The data collected by Conselice’s team will be published in coming editions of Astrophysical Journal.  Meanwhile scientists expect to learn more about the ever-expanding dimensions of the universe when the James Webb Space Telescope enters service in 2018.

Like most government projects, the Webb telescope is years behind schedule and billions of dollars over budget.  It was supposed to have been operational in 2011 at a cost of $1.6 billion.  Now, it will launch in 2018 at a cost of more than $8 billion.

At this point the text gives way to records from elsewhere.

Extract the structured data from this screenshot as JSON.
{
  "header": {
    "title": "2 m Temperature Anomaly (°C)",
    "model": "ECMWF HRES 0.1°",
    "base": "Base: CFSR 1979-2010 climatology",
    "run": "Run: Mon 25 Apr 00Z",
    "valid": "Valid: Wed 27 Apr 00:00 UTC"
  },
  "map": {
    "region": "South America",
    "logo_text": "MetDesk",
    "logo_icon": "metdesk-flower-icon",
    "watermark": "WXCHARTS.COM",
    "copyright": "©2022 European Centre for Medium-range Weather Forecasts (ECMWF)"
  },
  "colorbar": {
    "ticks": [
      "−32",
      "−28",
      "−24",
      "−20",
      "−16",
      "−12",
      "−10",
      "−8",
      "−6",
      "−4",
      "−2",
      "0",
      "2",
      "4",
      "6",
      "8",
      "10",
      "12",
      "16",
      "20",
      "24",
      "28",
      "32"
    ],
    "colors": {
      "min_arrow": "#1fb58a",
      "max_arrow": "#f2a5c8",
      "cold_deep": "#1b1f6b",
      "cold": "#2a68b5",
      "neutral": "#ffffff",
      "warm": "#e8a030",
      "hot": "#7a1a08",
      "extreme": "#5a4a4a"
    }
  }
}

Then there’s the bigger question of whether this sort of exploration is something government ought to be subsidizing in the first place (we believe the answer to that question is “no”).

Of course our views on the proper size and scope of government on this small terrestrial sphere seem less significant than ever, don’t they?

Same with your views.

Same with the outcome of the 2016 presidential election.

Or any election.

Or the “War against Terror.”

Or any war …

Against the sprawling vastness of the still-unfolding cosmos – which now appears to stretch infinitely in all directions – what is humankind?  And what are these arguments we keep having with one another?